Zeus, purtroppo, morì per cause naturali poco dopo che superammo il test. Aaron, durante l’ultimo tratto dell’iter burocratico, fu alloggiato al Pet Rescue Italia, un rifugio in provincia di Milano. Frequentando quotidianamente il rifugio, nacque un rapporto di confidenza e stima tra me e le persone che lo animavano, che mi offrirono un lavoro a tempo pieno nel centro.
Decisi di accettare: ci ero arrivato nel modo peggiore, mi era costato caro, ma lavorare con i cani era quello che avevo sempre sognato. Lasciai il lavoro alla RSA e la vecchia casa dell’incidente, e accettai il lavoro al Pet Rescue.
Poco dopo, iniziai anche il percorso che nel 2018 mi avrebbe portato alla qualifica di addestratore cinofilo con l’ENCI (Ente Nazionale della Cinofilia Italiana) e nel 2020 a quello di educatore cinofilo con la FISC (Federazione Italiana Sport Cinofili).
Perché due diversi percorsi formativi?
L’addestratore e l’educatore sono figure diverse nel mondo cinofilo. L’educatore si occupa di tutto quello che riguarda la convivenza del cane con il suo umano, o la sua famiglia umana (e animale). L’addestratore, invece, prepara il cane per attività specifiche, per esempio i vari sport cinofili o i compiti svolti nelle unità cinofile delle forze dell’ordine.
Diciamo anche che nella cinofilia esistono diverse scuole di pensiero, ognuna con le sue idee, le sue strategie, le sue tecniche, i suoi strumenti. Io sono dell’opinione che sia meglio avere una conoscenza più ampia possibile a cui attingere, e usare i vari “attrezzi” che hai nella tua cassetta in base ai cani e alle persone con cui lavori. Ci sono casi in cui si dimostra più adatto l’approccio A, altri in cui è meglio usare la tecnica B. Non si finisce mai di imparare.

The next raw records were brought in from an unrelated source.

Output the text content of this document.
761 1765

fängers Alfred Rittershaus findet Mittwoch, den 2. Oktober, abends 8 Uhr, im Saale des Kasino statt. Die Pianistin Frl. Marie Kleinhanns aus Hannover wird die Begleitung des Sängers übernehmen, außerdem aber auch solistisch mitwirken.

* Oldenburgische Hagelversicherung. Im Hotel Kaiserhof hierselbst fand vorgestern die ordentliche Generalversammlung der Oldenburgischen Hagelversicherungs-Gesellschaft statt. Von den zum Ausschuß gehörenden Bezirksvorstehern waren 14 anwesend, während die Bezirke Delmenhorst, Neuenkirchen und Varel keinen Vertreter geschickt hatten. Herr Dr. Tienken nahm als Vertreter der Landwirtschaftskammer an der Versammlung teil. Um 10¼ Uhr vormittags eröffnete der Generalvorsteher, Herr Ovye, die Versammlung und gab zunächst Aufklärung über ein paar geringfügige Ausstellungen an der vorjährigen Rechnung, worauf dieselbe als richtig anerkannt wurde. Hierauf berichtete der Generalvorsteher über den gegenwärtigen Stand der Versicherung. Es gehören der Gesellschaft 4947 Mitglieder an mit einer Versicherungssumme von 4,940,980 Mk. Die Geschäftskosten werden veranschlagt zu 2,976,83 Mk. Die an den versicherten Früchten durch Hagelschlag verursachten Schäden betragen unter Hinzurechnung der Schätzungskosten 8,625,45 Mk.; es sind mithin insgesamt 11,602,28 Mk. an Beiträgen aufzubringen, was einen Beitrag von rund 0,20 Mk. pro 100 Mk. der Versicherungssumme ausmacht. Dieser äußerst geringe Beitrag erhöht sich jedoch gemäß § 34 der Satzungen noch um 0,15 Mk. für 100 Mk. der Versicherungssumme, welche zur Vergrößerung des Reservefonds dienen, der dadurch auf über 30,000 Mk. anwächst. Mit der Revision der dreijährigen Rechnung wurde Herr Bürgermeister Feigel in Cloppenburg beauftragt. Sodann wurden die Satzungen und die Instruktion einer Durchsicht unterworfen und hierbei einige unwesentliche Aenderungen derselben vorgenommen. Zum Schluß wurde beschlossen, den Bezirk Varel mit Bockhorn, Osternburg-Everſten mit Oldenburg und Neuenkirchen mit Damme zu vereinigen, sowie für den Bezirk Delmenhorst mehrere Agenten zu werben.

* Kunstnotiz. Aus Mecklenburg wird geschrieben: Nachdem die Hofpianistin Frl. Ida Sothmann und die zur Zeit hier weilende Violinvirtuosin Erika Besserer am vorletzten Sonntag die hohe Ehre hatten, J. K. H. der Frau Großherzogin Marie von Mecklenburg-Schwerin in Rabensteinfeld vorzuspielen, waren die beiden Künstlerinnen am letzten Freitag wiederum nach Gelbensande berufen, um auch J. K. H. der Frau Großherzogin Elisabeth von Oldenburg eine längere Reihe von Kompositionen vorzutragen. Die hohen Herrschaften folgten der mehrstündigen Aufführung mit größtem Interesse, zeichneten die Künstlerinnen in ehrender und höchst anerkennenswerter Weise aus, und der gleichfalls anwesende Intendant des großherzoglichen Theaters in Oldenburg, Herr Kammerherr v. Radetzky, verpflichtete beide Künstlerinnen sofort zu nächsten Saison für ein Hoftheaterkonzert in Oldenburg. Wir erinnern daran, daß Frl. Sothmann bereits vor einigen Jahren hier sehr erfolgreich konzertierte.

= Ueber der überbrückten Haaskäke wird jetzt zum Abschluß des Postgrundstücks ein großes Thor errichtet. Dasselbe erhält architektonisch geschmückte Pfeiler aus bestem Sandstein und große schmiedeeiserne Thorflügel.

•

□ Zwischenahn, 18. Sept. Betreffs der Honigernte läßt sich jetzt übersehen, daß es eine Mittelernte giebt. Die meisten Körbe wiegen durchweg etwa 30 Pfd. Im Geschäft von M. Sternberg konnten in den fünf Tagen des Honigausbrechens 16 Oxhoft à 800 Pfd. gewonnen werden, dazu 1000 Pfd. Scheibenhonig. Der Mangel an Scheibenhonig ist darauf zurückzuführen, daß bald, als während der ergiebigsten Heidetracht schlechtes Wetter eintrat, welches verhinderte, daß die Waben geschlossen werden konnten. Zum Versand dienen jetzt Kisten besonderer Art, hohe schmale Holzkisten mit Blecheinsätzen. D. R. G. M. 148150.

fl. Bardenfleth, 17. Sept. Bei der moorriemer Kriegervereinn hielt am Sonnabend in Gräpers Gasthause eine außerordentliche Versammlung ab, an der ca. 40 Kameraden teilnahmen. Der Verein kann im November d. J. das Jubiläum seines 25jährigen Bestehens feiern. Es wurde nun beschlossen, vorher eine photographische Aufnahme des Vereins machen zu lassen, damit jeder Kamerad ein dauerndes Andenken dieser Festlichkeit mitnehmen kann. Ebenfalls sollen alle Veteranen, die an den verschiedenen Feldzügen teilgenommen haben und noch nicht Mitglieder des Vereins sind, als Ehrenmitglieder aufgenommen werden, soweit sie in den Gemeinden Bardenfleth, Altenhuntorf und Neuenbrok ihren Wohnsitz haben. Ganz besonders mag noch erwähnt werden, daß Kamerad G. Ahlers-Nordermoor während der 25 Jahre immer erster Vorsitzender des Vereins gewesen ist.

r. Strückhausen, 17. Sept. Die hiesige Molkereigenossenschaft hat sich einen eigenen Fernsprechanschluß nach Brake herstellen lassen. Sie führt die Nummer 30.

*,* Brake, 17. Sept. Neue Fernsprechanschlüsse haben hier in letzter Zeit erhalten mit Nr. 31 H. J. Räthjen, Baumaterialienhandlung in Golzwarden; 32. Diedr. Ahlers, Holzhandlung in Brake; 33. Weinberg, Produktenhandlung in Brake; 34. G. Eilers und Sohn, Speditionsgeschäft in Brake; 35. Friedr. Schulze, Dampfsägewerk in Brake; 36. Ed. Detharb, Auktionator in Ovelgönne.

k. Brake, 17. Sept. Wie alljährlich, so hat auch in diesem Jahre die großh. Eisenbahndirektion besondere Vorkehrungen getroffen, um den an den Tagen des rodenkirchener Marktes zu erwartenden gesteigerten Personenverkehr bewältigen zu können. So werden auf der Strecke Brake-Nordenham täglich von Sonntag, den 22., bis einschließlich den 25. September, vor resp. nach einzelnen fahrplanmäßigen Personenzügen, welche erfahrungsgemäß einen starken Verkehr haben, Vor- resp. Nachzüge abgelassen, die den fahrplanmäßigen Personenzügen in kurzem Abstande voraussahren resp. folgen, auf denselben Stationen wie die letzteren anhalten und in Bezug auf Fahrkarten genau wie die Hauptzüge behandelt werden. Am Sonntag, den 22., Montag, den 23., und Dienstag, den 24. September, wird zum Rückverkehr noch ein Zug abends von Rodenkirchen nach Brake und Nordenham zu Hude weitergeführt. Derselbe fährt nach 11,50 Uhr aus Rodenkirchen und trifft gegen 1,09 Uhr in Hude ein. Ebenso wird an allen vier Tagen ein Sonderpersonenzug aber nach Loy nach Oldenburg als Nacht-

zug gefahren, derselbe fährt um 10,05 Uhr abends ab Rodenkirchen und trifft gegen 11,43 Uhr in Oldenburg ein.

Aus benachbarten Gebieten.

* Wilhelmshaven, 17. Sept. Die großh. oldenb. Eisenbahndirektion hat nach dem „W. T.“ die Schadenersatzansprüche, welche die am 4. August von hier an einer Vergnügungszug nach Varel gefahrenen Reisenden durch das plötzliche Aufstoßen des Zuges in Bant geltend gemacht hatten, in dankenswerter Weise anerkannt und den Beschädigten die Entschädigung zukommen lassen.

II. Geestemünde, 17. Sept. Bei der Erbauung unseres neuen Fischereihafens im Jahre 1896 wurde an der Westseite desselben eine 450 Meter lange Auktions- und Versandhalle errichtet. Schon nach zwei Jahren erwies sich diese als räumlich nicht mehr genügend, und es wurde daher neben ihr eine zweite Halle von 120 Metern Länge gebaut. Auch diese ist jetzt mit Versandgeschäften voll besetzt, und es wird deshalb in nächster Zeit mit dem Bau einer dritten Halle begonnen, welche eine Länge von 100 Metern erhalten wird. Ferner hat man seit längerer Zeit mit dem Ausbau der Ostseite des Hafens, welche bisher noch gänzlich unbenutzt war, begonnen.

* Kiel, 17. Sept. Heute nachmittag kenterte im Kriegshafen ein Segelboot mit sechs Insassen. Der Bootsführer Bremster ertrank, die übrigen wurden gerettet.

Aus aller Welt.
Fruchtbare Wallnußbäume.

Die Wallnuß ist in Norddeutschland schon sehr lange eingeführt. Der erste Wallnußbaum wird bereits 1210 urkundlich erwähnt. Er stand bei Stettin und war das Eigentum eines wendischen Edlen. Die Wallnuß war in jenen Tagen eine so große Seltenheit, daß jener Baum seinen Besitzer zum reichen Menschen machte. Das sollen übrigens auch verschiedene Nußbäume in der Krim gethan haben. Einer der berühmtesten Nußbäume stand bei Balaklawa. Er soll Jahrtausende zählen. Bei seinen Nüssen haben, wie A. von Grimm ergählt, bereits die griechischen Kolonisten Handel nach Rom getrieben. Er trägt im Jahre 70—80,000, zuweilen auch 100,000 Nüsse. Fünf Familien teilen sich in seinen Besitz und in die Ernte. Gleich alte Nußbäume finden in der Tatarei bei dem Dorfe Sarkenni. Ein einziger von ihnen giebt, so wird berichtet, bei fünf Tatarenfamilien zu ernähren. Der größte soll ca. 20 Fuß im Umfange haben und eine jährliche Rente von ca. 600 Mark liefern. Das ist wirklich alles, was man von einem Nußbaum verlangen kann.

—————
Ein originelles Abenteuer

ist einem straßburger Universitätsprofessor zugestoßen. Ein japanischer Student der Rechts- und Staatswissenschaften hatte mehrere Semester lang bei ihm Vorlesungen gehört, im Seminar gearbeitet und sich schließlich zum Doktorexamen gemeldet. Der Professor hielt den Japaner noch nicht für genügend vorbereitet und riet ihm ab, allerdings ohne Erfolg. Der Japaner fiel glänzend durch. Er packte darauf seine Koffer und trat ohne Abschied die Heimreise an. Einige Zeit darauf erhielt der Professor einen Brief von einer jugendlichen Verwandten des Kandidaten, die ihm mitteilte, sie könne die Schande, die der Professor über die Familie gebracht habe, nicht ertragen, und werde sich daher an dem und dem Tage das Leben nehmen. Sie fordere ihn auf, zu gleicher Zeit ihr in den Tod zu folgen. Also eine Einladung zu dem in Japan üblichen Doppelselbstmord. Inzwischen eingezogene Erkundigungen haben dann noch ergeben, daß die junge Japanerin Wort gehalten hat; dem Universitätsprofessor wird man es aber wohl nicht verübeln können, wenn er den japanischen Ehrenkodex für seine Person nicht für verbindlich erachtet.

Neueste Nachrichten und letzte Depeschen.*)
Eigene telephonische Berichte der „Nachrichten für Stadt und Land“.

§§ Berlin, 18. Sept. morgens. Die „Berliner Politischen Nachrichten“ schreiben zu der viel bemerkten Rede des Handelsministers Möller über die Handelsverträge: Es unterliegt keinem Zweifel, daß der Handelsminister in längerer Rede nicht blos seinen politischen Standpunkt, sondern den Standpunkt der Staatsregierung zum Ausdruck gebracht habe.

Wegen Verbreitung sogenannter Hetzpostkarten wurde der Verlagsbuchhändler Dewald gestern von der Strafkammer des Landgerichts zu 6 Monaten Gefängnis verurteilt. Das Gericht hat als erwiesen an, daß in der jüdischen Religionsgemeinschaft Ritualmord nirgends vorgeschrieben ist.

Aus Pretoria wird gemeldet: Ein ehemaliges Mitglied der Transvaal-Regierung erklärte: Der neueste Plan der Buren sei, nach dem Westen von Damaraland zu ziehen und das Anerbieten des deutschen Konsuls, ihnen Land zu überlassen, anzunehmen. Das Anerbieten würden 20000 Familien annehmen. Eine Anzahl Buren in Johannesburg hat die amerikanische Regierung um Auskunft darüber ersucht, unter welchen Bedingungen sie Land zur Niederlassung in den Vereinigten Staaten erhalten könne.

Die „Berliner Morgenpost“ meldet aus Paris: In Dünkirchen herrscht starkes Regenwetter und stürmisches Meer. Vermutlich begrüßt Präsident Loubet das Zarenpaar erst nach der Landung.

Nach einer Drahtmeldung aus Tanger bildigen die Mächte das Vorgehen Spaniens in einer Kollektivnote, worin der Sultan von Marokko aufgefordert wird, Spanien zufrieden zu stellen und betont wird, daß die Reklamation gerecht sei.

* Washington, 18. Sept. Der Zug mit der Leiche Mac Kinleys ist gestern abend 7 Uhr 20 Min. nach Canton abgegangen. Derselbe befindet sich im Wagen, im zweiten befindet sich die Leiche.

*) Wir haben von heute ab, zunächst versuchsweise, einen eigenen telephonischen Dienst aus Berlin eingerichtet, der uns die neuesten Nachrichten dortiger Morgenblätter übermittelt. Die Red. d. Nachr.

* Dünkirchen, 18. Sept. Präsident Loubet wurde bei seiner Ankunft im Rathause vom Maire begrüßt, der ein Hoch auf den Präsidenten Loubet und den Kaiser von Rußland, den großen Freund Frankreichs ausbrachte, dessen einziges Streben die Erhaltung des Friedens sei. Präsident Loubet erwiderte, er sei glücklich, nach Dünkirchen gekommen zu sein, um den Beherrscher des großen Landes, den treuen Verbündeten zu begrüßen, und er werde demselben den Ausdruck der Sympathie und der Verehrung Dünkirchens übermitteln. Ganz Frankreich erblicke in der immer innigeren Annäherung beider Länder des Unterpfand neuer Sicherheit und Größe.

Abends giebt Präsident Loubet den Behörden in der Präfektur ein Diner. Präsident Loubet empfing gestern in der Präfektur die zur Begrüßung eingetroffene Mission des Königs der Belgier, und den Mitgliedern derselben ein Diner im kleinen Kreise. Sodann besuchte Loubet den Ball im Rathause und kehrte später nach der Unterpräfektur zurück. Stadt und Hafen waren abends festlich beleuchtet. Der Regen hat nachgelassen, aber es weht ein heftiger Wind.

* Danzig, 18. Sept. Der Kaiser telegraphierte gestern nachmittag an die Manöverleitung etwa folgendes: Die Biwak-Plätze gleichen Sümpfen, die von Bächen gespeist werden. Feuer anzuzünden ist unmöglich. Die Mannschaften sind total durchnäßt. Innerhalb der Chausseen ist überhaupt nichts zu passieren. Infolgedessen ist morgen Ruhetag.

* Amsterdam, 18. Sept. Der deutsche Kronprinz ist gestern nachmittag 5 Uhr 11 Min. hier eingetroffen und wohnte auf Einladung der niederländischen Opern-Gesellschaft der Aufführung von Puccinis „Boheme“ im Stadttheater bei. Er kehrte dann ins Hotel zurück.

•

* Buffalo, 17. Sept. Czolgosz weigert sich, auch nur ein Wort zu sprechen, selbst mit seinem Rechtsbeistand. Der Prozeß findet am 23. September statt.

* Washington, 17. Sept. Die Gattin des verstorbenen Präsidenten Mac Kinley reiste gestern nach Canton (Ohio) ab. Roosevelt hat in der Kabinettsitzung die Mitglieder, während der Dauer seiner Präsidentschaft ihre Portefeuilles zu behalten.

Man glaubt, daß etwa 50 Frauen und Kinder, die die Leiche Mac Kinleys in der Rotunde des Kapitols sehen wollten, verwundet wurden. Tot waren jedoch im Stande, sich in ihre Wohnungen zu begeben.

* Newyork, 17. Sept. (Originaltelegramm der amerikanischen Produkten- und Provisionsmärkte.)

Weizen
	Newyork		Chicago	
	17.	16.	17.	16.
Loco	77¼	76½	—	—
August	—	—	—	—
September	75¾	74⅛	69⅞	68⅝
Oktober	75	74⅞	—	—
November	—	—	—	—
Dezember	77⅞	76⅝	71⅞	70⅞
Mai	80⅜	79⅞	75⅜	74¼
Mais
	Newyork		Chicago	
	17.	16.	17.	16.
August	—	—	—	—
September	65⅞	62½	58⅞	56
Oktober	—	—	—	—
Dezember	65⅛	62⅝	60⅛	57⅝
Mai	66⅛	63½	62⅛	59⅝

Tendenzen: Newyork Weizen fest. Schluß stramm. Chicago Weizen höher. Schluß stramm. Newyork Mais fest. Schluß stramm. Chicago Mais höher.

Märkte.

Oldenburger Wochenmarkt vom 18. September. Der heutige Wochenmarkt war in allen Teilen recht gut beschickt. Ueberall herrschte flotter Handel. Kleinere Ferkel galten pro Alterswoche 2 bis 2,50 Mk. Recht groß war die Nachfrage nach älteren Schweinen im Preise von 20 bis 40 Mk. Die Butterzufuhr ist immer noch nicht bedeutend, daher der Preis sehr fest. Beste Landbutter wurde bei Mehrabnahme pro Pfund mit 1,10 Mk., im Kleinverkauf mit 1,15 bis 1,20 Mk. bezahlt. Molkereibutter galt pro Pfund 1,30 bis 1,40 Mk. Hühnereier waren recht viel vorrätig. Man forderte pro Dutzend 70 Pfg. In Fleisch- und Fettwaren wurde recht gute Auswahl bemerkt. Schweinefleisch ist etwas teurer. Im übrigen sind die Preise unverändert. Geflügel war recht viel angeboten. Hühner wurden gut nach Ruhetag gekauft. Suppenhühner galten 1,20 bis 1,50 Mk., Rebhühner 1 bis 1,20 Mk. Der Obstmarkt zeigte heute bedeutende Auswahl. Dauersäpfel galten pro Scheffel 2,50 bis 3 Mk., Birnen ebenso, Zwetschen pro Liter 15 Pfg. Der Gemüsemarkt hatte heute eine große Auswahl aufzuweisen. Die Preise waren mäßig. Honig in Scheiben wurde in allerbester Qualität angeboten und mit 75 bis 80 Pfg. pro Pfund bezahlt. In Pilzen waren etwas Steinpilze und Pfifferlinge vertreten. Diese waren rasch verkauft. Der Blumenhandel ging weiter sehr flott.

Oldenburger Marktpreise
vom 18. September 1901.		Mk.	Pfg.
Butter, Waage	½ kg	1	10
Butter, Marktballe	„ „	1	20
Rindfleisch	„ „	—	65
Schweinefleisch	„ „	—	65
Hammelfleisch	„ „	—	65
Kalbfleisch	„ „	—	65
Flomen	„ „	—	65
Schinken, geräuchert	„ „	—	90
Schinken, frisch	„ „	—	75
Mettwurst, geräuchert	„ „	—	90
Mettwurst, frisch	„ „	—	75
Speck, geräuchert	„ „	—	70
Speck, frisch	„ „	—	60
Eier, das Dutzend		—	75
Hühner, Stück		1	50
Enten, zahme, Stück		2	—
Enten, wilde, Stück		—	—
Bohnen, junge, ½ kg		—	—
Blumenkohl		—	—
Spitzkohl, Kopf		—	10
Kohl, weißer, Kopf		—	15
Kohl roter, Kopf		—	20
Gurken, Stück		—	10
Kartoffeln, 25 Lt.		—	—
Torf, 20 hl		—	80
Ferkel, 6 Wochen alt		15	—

Oggi lavoro con Animal’s Emergency e altre strutture per dare a più cani possibile l’opportunità di vivere una vita felice insieme ai suoi nuovi umani.
Insieme ai nostri stupendi collaboratori e ai volontari del centro, mi occupo di un po’ tutto quello che riguarda il benessere dei cani alloggiati; in particolare, mi occupo di valutare le condizioni e le competenze dei nuovi cani che arrivano al rifugio, e quando ci sono dei problemi, li guido in un percorso rieducativo, in modo che siano al più presto pronti per una nuova adozione.
A fine giornata, dalle 18.00 circa fino a tarda sera lavoro con i clienti privati.
La cosa che mi dà la carica tutti i giorni è l’esperienza di riportare equilibrio, serenità e armonia tra un cane e le persone.
Vedere un cane che poche settimane prima rischiava di essere soppresso, e ora è felice insieme alla sua nuova famiglia mi dà una soddisfazione che nessun altro lavoro mi potrebbe dare.
Nel poco tempo che mi resta mi piace stare in compagnia dei miei amici, godermi i momenti semplici con le persone che amo; mi piace andare in moto, e provare spesso nuove esperienze, come i lanci con il paracadute.
Qualcuno ha detto: “fà il lavoro che ami e non lavorerai mai un giorno in vita tua”. Non so se sia proprio così, ma so che questa vita mi calza a pennello, perché passo il tempo con persone e animali che amo, e che vedo ogni giorno fare piccoli e grandi progressi, e ritrovare ritrovare sicurezza, gioia di vivere, amore.
E quando arrivo a casa la sera, sono stanco, ma contento.